When our lunch at Plein Air was over last Saturday, I brought home all the Sangria fruit plus the cut up fruit that had been served with the crackers and cheese ball. It was a lot of fruit. Cantaloupe and watermelon balls, blueberries, apples, plums, nectarines, pears, and some thinly sliced lemons. I forgot to take a picture of what I had. I just couldn’t stand for all that good fruit to go to waste. #wastenotwantnot
I cooked it up, put it through the food mill and then strained that juice which had a fair amount of pulp in it. I didn’t put it in a jelly bag, but strained it through a colander with fairly small mesh. Some fruit particles came through so the jelly isn’t as clear as It would be if I’d used a jelly bag. I wasn’t going for jelly to enter in the State Fair.

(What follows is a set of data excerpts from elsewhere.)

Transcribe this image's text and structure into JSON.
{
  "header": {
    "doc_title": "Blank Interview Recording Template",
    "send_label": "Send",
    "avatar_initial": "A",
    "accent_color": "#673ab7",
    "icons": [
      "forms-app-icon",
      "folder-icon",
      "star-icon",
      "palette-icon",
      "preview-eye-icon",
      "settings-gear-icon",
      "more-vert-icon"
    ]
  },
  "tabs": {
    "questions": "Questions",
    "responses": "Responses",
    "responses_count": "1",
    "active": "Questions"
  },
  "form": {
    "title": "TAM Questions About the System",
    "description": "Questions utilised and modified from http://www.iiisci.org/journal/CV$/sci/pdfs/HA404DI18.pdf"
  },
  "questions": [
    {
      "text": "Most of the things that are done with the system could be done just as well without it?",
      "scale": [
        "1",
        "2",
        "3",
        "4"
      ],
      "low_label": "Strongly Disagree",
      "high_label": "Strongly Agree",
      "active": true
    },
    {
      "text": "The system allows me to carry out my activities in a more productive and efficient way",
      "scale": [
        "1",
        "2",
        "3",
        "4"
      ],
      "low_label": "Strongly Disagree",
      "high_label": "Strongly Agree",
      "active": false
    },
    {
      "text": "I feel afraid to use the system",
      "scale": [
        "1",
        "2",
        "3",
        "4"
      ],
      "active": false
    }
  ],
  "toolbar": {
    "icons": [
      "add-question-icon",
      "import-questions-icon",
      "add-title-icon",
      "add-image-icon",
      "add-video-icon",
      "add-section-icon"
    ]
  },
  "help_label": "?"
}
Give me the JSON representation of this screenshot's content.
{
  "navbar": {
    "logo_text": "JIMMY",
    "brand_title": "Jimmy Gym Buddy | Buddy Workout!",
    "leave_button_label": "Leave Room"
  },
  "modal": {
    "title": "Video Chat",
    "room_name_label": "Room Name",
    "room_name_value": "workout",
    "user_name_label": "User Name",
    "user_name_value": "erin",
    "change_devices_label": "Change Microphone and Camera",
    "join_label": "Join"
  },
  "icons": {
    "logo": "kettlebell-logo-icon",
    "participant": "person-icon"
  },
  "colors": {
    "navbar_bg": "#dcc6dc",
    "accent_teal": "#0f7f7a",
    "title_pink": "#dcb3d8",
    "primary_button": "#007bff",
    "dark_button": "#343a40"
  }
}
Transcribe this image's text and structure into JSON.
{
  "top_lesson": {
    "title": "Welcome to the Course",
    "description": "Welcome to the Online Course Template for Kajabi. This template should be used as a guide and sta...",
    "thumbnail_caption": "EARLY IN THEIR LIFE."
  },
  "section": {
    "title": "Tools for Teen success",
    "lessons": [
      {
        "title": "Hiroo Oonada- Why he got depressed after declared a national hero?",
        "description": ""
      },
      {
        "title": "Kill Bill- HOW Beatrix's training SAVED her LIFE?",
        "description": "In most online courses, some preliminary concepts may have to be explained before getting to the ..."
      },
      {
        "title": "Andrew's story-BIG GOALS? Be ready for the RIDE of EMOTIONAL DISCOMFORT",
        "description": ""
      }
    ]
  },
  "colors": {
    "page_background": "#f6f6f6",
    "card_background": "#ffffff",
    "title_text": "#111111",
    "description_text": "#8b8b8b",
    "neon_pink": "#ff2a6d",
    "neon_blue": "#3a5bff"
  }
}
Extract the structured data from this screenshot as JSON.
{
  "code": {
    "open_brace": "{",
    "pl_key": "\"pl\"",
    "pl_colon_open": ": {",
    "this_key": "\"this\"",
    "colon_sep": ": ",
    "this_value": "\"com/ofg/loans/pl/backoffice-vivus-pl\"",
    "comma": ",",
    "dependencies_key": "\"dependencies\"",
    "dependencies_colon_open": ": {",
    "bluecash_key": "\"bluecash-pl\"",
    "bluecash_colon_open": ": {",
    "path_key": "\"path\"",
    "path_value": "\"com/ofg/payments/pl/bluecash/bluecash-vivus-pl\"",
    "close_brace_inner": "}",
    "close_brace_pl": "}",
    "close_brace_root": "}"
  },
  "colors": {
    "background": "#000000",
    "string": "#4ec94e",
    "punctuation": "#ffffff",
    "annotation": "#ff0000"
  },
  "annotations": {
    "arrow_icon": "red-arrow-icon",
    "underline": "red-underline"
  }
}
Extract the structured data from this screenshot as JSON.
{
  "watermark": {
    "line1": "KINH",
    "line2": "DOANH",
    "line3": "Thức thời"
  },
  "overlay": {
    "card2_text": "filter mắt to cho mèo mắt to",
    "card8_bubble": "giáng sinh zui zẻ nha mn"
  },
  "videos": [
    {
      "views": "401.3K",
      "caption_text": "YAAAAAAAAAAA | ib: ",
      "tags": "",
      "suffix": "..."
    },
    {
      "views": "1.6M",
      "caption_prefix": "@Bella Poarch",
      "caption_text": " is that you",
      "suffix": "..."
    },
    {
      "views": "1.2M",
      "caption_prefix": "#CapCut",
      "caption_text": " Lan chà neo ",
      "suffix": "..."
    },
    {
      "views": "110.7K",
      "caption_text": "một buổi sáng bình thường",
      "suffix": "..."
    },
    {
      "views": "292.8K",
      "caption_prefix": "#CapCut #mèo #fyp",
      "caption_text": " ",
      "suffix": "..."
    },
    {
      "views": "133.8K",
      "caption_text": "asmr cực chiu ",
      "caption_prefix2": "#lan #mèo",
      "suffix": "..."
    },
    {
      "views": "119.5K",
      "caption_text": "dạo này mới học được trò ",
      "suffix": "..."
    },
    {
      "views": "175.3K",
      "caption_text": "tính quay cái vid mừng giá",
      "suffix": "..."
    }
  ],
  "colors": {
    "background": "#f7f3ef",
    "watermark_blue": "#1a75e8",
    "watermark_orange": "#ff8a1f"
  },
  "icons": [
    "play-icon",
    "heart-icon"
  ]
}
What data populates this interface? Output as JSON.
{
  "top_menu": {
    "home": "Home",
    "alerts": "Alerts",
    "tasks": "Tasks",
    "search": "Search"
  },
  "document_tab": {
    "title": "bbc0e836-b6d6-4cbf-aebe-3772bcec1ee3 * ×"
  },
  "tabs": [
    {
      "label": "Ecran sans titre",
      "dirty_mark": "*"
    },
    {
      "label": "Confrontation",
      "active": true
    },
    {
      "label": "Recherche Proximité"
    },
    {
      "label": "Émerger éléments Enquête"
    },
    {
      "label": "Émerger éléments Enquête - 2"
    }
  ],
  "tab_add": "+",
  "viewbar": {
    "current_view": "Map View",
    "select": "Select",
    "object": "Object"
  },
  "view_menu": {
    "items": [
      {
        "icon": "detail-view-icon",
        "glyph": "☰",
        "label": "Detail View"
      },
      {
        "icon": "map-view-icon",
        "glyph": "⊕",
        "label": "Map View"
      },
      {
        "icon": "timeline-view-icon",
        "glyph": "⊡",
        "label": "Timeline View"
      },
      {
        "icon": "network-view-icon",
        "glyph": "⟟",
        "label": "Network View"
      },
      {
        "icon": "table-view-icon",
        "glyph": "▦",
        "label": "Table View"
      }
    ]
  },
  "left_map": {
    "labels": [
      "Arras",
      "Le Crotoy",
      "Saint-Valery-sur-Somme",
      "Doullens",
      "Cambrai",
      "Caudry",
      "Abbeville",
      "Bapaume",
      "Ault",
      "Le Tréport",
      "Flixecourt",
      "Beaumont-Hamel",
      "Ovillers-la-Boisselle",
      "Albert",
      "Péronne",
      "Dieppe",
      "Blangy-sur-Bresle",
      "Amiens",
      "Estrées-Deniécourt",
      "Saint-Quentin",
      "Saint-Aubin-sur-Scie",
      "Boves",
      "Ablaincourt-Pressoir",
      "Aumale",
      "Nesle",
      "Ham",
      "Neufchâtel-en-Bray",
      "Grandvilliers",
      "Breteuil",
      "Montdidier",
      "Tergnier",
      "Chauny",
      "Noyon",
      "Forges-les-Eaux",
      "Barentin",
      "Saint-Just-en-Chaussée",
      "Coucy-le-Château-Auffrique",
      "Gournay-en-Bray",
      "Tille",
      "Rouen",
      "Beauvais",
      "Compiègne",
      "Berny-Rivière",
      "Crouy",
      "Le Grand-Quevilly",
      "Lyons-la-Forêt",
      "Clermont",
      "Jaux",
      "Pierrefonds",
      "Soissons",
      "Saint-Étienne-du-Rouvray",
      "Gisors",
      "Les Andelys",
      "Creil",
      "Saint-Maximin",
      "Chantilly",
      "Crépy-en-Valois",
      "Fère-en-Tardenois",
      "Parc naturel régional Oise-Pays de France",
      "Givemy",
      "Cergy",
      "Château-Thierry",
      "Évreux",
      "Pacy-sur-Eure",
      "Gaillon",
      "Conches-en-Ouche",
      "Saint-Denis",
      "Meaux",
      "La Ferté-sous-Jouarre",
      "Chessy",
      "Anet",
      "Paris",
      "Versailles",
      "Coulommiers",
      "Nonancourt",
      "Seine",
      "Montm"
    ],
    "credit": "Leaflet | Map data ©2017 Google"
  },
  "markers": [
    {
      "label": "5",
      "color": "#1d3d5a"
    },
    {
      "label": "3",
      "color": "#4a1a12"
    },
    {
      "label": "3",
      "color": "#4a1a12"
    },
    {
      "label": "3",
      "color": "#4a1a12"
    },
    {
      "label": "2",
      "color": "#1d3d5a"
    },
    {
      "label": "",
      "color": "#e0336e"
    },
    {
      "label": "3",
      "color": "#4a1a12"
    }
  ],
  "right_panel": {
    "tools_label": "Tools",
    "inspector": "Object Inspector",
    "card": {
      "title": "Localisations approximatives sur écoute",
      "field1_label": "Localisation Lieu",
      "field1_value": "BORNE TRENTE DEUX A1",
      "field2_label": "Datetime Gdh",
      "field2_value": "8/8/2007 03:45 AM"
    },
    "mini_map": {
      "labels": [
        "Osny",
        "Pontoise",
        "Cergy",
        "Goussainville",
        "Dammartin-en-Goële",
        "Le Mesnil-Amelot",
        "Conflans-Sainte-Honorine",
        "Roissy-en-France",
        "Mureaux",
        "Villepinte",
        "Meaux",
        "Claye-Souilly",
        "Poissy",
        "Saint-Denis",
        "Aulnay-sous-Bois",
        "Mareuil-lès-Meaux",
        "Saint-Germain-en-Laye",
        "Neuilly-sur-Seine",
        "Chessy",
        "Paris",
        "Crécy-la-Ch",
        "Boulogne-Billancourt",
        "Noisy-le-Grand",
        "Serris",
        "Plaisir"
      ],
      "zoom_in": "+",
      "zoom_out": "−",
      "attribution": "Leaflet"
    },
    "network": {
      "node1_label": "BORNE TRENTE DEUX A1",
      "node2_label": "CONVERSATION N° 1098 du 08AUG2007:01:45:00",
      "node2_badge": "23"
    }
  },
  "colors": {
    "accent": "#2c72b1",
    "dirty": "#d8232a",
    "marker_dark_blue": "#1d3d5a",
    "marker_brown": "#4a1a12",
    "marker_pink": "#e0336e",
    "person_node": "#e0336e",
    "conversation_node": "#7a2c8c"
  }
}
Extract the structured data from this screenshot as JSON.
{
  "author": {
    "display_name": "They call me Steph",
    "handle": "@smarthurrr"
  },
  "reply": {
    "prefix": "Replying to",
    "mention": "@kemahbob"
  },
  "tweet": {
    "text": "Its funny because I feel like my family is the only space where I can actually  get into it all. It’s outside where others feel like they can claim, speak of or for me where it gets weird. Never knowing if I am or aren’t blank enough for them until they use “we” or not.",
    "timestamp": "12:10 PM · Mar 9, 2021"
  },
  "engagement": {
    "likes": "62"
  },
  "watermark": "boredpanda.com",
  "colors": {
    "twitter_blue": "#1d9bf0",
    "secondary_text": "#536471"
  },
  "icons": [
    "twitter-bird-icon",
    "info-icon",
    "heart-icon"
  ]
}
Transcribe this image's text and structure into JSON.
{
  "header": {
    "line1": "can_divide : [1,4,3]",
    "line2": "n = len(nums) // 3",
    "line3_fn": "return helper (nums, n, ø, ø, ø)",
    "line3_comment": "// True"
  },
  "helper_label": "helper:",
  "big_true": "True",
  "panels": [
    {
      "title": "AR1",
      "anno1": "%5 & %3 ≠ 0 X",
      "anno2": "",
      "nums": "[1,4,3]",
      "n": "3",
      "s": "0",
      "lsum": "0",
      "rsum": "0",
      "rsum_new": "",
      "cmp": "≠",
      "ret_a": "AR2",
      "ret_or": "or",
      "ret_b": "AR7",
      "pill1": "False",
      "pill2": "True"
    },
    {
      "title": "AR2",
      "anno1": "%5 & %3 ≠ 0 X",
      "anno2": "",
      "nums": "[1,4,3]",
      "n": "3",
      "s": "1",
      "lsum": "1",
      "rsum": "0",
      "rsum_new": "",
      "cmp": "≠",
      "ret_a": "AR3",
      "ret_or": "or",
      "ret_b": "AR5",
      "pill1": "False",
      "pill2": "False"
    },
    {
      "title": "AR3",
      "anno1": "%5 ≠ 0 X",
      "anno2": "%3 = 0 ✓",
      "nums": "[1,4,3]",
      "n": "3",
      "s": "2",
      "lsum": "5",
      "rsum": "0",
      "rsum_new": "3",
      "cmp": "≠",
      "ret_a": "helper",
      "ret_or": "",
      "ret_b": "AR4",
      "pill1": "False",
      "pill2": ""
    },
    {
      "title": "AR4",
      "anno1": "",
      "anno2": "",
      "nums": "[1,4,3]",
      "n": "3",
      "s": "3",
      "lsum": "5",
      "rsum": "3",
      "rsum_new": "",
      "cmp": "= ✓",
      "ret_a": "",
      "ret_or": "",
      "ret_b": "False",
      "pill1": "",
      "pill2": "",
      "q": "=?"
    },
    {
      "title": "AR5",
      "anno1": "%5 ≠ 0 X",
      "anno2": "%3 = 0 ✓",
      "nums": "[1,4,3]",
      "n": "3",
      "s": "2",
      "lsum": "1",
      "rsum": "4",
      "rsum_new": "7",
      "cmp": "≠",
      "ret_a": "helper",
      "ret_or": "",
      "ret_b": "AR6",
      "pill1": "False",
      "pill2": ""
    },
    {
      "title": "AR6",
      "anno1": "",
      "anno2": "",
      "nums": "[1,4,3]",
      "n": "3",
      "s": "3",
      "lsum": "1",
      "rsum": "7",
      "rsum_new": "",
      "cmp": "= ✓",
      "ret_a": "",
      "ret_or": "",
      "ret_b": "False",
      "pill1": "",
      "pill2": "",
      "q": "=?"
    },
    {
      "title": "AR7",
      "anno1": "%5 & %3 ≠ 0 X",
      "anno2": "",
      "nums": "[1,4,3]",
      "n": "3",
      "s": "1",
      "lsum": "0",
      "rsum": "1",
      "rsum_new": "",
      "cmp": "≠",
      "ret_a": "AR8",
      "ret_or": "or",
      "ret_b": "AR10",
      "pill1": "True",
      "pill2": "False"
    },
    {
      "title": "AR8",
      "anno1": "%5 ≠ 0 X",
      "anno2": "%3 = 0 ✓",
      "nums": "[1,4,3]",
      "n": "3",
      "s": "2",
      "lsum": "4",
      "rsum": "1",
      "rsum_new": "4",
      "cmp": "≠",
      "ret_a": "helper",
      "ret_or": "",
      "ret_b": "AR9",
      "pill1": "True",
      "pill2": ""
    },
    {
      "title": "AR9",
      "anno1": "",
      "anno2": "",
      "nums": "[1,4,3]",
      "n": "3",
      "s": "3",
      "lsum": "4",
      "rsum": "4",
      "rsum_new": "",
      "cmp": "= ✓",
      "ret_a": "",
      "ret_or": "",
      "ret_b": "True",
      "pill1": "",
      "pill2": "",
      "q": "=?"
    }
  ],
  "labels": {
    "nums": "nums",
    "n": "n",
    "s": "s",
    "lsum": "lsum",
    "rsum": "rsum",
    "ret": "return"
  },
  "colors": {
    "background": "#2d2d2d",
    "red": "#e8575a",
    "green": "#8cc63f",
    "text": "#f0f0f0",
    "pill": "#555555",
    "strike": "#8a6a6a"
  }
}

I needed 5 1/2 cups of juice according to the “plum” SureJell recipe. I used that one because it was closest to the amount of juice I had which came from mostly stone fruits. I was a little short so decided to add some Peach Schnapps I had in the cupboard.
I think this was leftover from the year Laura and I rode in the Christmas in St. Michaels parade. It was bitterly cold and we decided we needed a flask. I must have used this for something else since there was only about a quarter cup left. But this stuff never goes bad, right?
I got all my canning supplies ready and put pint jars through the dishwasher.
I followed the recipe exactly as I wanted the best chance to have the jelly jell.
Eight pints went into the canning kettle for a 10 minute boiling water bath.
Several of the ladies from the Plein Air lunch will get a jar. It’s a beautiful claret color and is fruity with a hint of lemon. And it jelled…unlike my strawberry jam in June. Yum!